Carlos Paez

Personal information
- Full name: Carlos Ernesto Paes de Oliveira Bustillo
- Date of birth: 29 May 1978 (age 46)
- Place of birth: Tegucigalpa, Honduras
- Height: 1.64 m (5 ft 5 in)
- Position(s): Midfielder

Team information
- Current team: Real Juventud

Senior career*
- Years: Team / Apps / (Gls)
- 1999–2001: Olimpia /  / (7)
- 2002: Motagua /  / (1)
- 2004: Real Maya /  / (2)
- 2008–present: Real Juventud /  / (4)

International career^{‡}
- 2000–2001: Honduras / 2 / (0)

= Carlos Paes =

Honduran footballer (born 1978)

Carlos Ernesto Paez de Oliveira Bustillo (born 29 May 1978) is a Honduran football midfielder who plays for Real Juventud.

==Club career==
Paez made his debut in the Honduran national league for Olimpia against Universidad on 5 April 2000. Until December 2009, he had scored 16 goals in total for Olimpia, Real Juventud, Real Comayagua, Real Patepluma and F.C. Motagua.

===Cocaine possession===
In April 2001, Paes, son of Olimpia's former Brazilian striker Ernesto Paes de Oliveira and Elvira Bustillo, was arrested by police in La Ceiba for carrying cocaine with him in his car.
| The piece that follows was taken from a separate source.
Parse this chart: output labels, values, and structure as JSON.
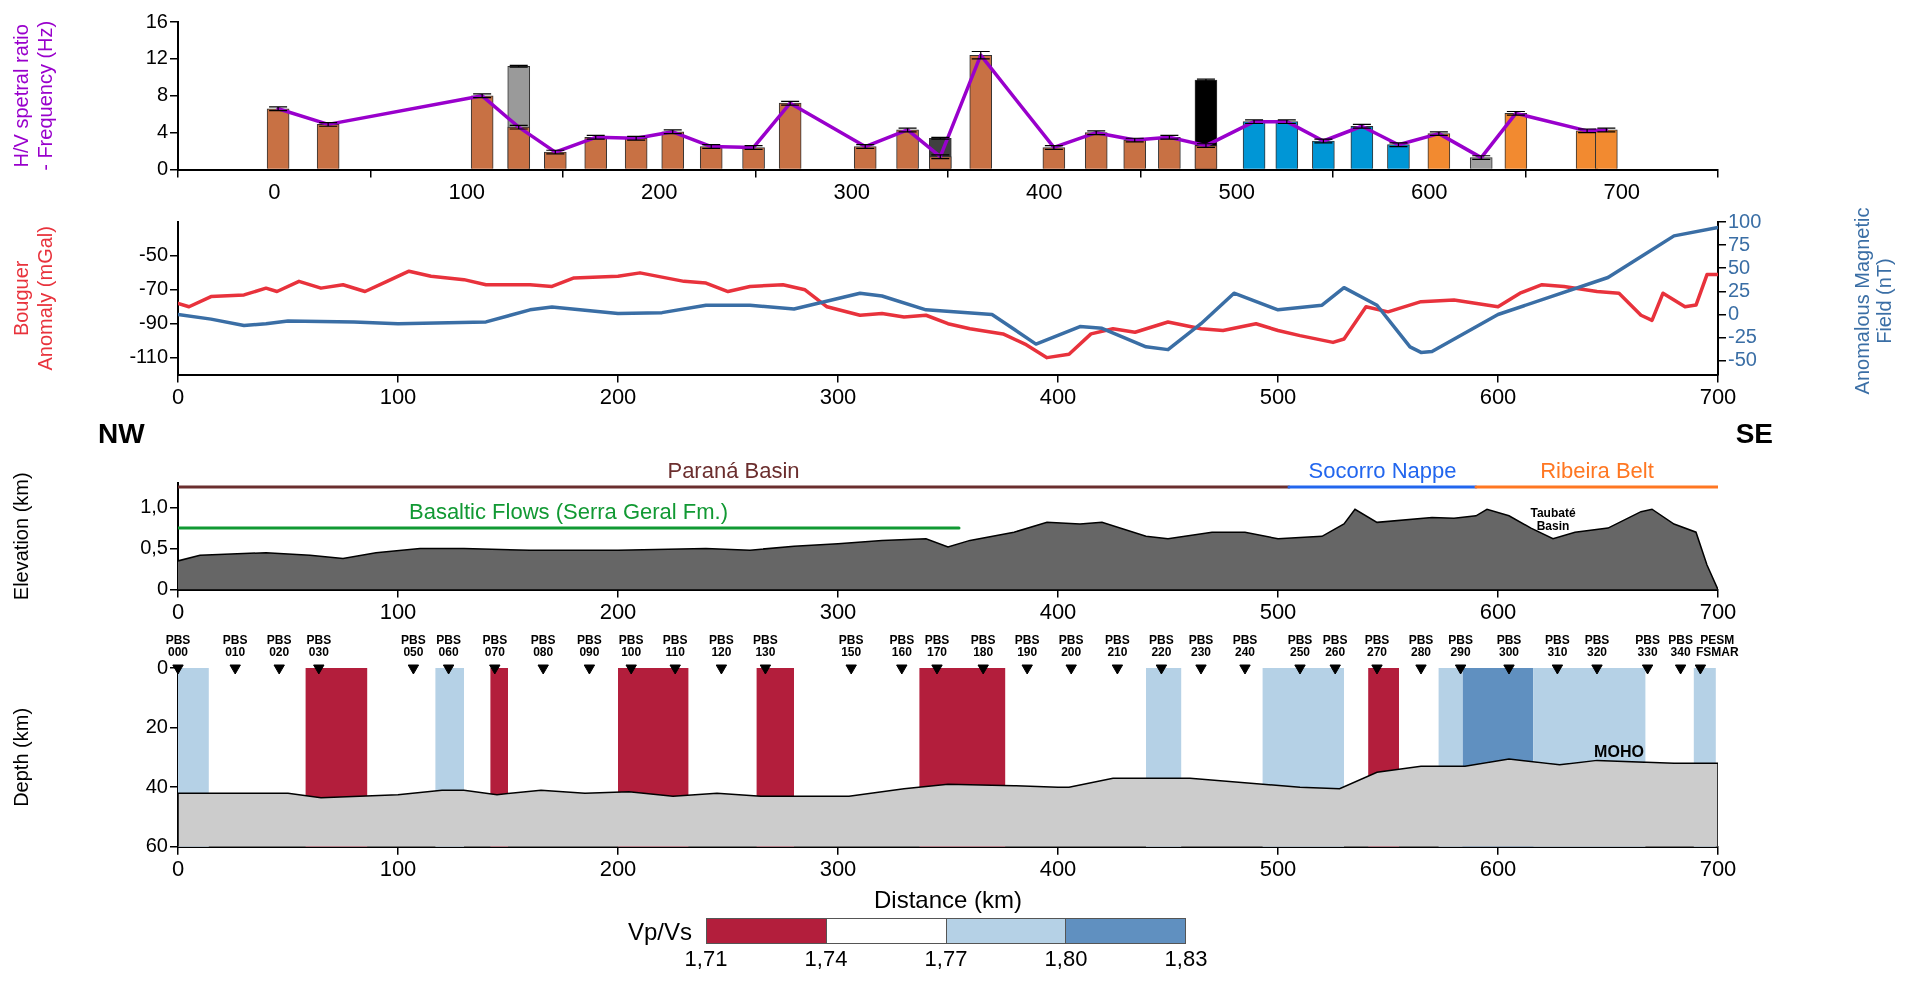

He denied however he had anything to do with the drugs but was sent to jail awaiting his court case. Eventually he was released and the case was never solved.

==International career==
Paez played for the Honduras national football team at the 2000 Summer Olympics.

He made his senior debut for Honduras in a May 2000 friendly match against Canada and has earned a total of 2 caps, scoring no goals.

His second and final international was a March 2001 friendly match against Peru.